2 min Analytics

Databricks Ingest platform simplifies data management for analytics

Databricks Ingest platform simplifies data management for analytics

Databricks has announced a new Ingest platform to simplify data management for business intelligence (BI) and machine learning applications.

The provider of data science software describes its approach as a data lakehouse, referring to the unification of data lakes and data warehouses. In this way, more user applications should be supported. Originally, data warehouses and data lakes were important products for storing different types of data in order to make them ready for analytics. With Ingest, Databricks wants to bring every type of data together in one place: the data lakehouse.
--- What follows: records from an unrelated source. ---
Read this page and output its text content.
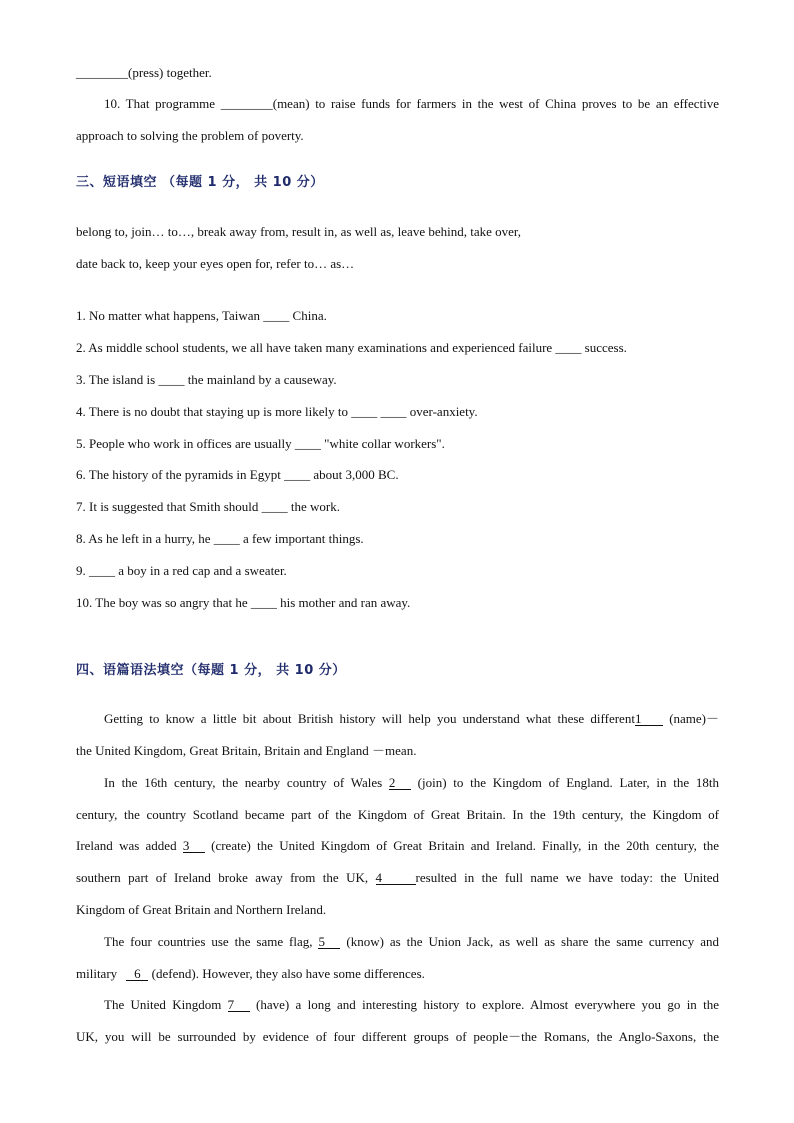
________(press) together.
10. That programme ________(mean) to raise funds for farmers in the west of China proves to be an effective
approach to solving the problem of poverty.
三、短语填空 （每题 1 分， 共 10 分）
belong to, join… to…, break away from, result in, as well as, leave behind, take over,
date back to, keep your eyes open for, refer to… as…
1. No matter what happens, Taiwan ____ China.
2. As middle school students, we all have taken many examinations and experienced failure ____ success.
3. The island is ____ the mainland by a causeway.
4. There is no doubt that staying up is more likely to ____ ____ over-anxiety.
5. People who work in offices are usually ____ "white collar workers".
6. The history of the pyramids in Egypt ____ about 3,000 BC.
7. It is suggested that Smith should ____ the work.
8. As he left in a hurry, he ____ a few important things.
9. ____ a boy in a red cap and a sweater.
10. The boy was so angry that he ____ his mother and ran away.
四、语篇语法填空（每题 1 分， 共 10 分）
Getting to know a little bit about British history will help you understand what these different1 (name)－
the United Kingdom, Great Britain, Britain and England －mean.
In the 16th century, the nearby country of Wales 2 (join) to the Kingdom of England. Later, in the 18th
century, the country Scotland became part of the Kingdom of Great Britain. In the 19th century, the Kingdom of
Ireland was added 3 (create) the United Kingdom of Great Britain and Ireland. Finally, in the 20th century, the
southern part of Ireland broke away from the UK, 4	resulted in the full name we have today: the United
Kingdom of Great Britain and Northern Ireland.
The four countries use the same flag, 5 (know) as the Union Jack, as well as share the same currency and
military 6 (defend). However, they also have some differences.
The United Kingdom 7 (have) a long and interesting history to explore. Almost everywhere you go in the
UK, you will be surrounded by evidence of four different groups of people－the Romans, the Anglo-Saxons, the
According to the data science firm, the usual course of events is not ideal. Organisations break down data into traditional entities: structured data and big data. The data sets are then used separately for BI and machine learning applications. As a result, data lakes and data warehouses become separated, resulting in a slow processing process or fragmented results. In addition, the traditional approach leads to data silos.

Partner network

With Ingest, data teams can load data from a variety of common business applications. Databricks has built a partner network for this purpose. For example, data from applications such as Salesforce and SAP, databases such as Oracle and MongoDB and storage services such as Amazon S3 and Google Cloud Storage can be combined in one data lakehouse. Databricks also expresses the intention to further expand the integrations. For example, integrations with Informatica and Talend are planned.

Users can also set up auto-load capabilities, so that data constantly flows into the data lakehouse without having to perform maintenance themselves. Ingest automatically stores data from various sources.

In addition, Databricks wants Ingest to work well with Delta Lake, the framework of the company that runs as a storage layer on top of data lakes and now runs on top of data lakehouses.